Eu? Me arrepiava toda, afinal era apenas uma menina de tranças no cabelo. E, diante do que entendia ser real, morria de medo de entrar lá outra vez.

Adorava brincar na mata fechada. Isso, é claro, até o dia em que o boato surgiu.

O pedinte de um gota de sangue começou a ser chamado de Gentil e o pai dizia que ele havia vivido na época da escravidão. Então sabíamos: o homem já era morto e isso nos enchia ainda mais de medo.

O medo era tão latente que sempre que alguém tocava no assunto o fazia meio que sussurrando e olhando para os lados, imaginando, decerto, que o homem poderia aparecer ali e arrancar à força alguma gota de sangue de alguém desprevenido.

E a imaginação sobre o assunto voava alto, juntamente com as coisas que iam sendo espalhadas a cada um que contava o caso adiante:

- Dizem que ele pede uma gota de sangue e quem a entregar vai receber um mapa para encontrar um tesouro, diziam.

- Não, a gota de sangue não é de verdade. É um código, uma letra ou palavra que o homem quer para então entregar algum pote de ouro, falavam.

Alguns diziam que ele queria uma gota de sangue para poder morrer de fato, que não estava bem morto, ou então... porque queria voltar a viver.

Chegaram até a dizer que o homem existia de verdade e surgia para “pegar” as crianças para “tirar” todo o sangue delas. E que a redondeza estava cheia desses “tira sangue” que apareciam num fuscão preto todo brilhante e barulhento.

Ahhhhhhhhhhhhh! Que me arrepiava toda só em imaginar o que estava por detrás do mistério.

E, à noite, ficávamos tempo sentados em nossos banquinhos ouvindo o pai, à luz do lampião de querosene, contando casos e mais casos de pessoas que haviam visto o homem e se apavorado de tal maneira que nem conseguiam mais falar o que aconteceu de fato...
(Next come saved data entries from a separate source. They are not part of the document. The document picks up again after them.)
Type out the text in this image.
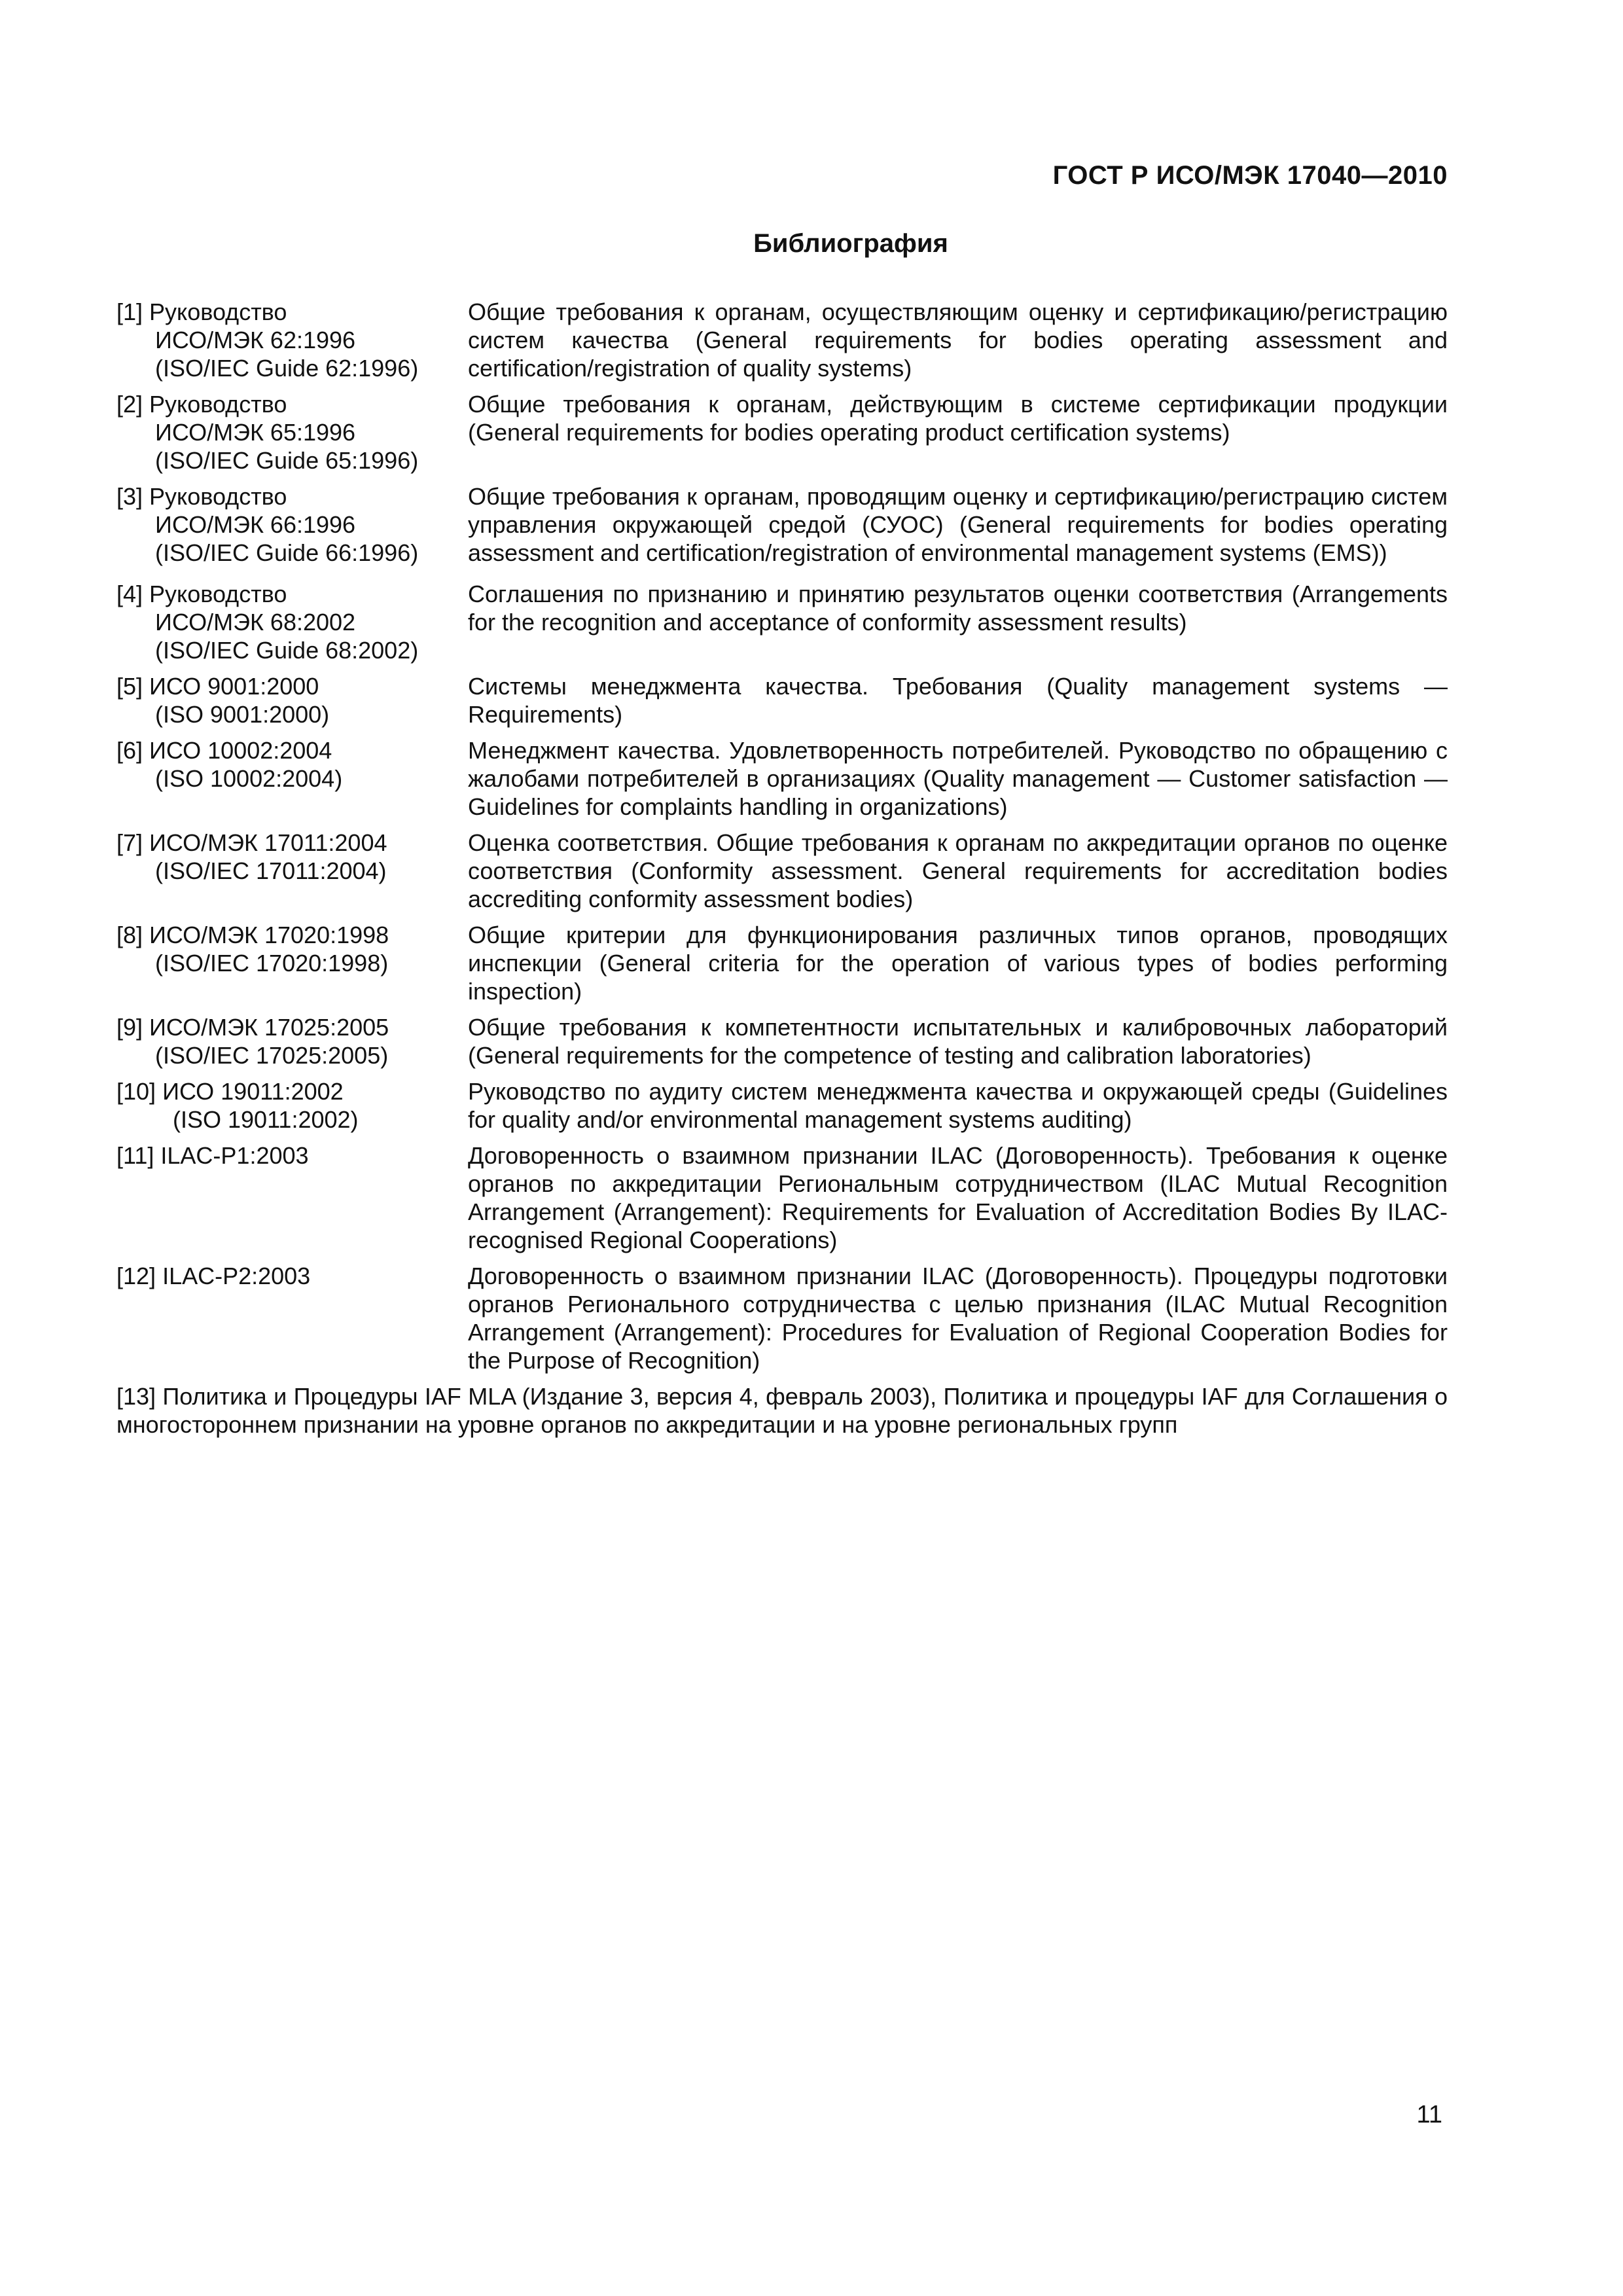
ГОСТ Р ИСО/МЭК 17040—2010
Библиография
[1] Руководство
ИСО/МЭК 62:1996
(ISO/IEC Guide 62:1996)
Общие требования к органам, осуществляющим оценку и сертификацию/регистрацию систем качества (General requirements for bodies operating assessment and certification/registration of quality systems)
[2] Руководство
ИСО/МЭК 65:1996
(ISO/IEC Guide 65:1996)
Общие требования к органам, действующим в системе сертификации продукции (General requirements for bodies operating product certification systems)
[3] Руководство
ИСО/МЭК 66:1996
(ISO/IEC Guide 66:1996)
Общие требования к органам, проводящим оценку и сертификацию/регистрацию систем управления окружающей средой (СУОС) (General requirements for bodies operating assessment and certification/registration of environmental management systems (EMS))
[4] Руководство
ИСО/МЭК 68:2002
(ISO/IEC Guide 68:2002)
Соглашения по признанию и принятию результатов оценки соответствия (Arrangements for the recognition and acceptance of conformity assessment results)
[5] ИСО 9001:2000
(ISO 9001:2000)
Системы менеджмента качества. Требования (Quality management systems — Requirements)
[6] ИСО 10002:2004
(ISO 10002:2004)
Менеджмент качества. Удовлетворенность потребителей. Руководство по обращению с жалобами потребителей в организациях (Quality management — Customer satisfaction — Guidelines for complaints handling in organizations)
[7] ИСО/МЭК 17011:2004
(ISO/IEC 17011:2004)
Оценка соответствия. Общие требования к органам по аккредитации органов по оценке соответствия (Conformity assessment. General requirements for accreditation bodies accrediting conformity assessment bodies)
[8] ИСО/МЭК 17020:1998
(ISO/IEC 17020:1998)
Общие критерии для функционирования различных типов органов, проводящих инспекции (General criteria for the operation of various types of bodies performing inspection)
[9] ИСО/МЭК 17025:2005
(ISO/IEC 17025:2005)
Общие требования к компетентности испытательных и калибровочных лабораторий (General requirements for the competence of testing and calibration laboratories)
[10] ИСО 19011:2002
(ISO 19011:2002)
Руководство по аудиту систем менеджмента качества и окружающей среды (Guidelines for quality and/or environmental management systems auditing)
[11] ILAC-P1:2003	Договоренность о взаимном признании ILAC (Договоренность). Требования к оценке органов по аккредитации Региональным сотрудничеством (ILAC Mutual Recognition Arrangement (Arrangement): Requirements for Evaluation of Accreditation Bodies By ILAC-recognised Regional Cooperations)
[12] ILAC-P2:2003	Договоренность о взаимном признании ILAC (Договоренность). Процедуры подготовки органов Регионального сотрудничества с целью признания (ILAC Mutual Recognition Arrangement (Arrangement): Procedures for Evaluation of Regional Cooperation Bodies for the Purpose of Recognition)
[13] Политика и Процедуры IAF MLA (Издание 3, версия 4, февраль 2003), Политика и процедуры IAF для Соглашения о многостороннем признании на уровне органов по аккредитации и на уровне региональных групп
11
Claro que eu, pequena e sonhadora, acreditava na história e ainda inventava mil e uma coisas que poderiam acontecer caso tivesse coragem de entrar na mata outra vez e encontrar o tal Gentil com seu pedido inusitado.

Então, eu lhe daria uma gota de meu sangue e ele me levaria para conhecer mundos inimagináveis, pensava. Sonhava com castelos, rios enormes e cascatas gigantescas. Também imaginava voar pelas nuvens dos céus segurada por sua mão. Ou ainda, ser uma princesa de algum reino dos encantados...

Ah! Como eu sonhava com o tal do homem que pedia uma gota de sangue...

Mas, o medo não me permitia entrar na mata para resolver aquele mistério.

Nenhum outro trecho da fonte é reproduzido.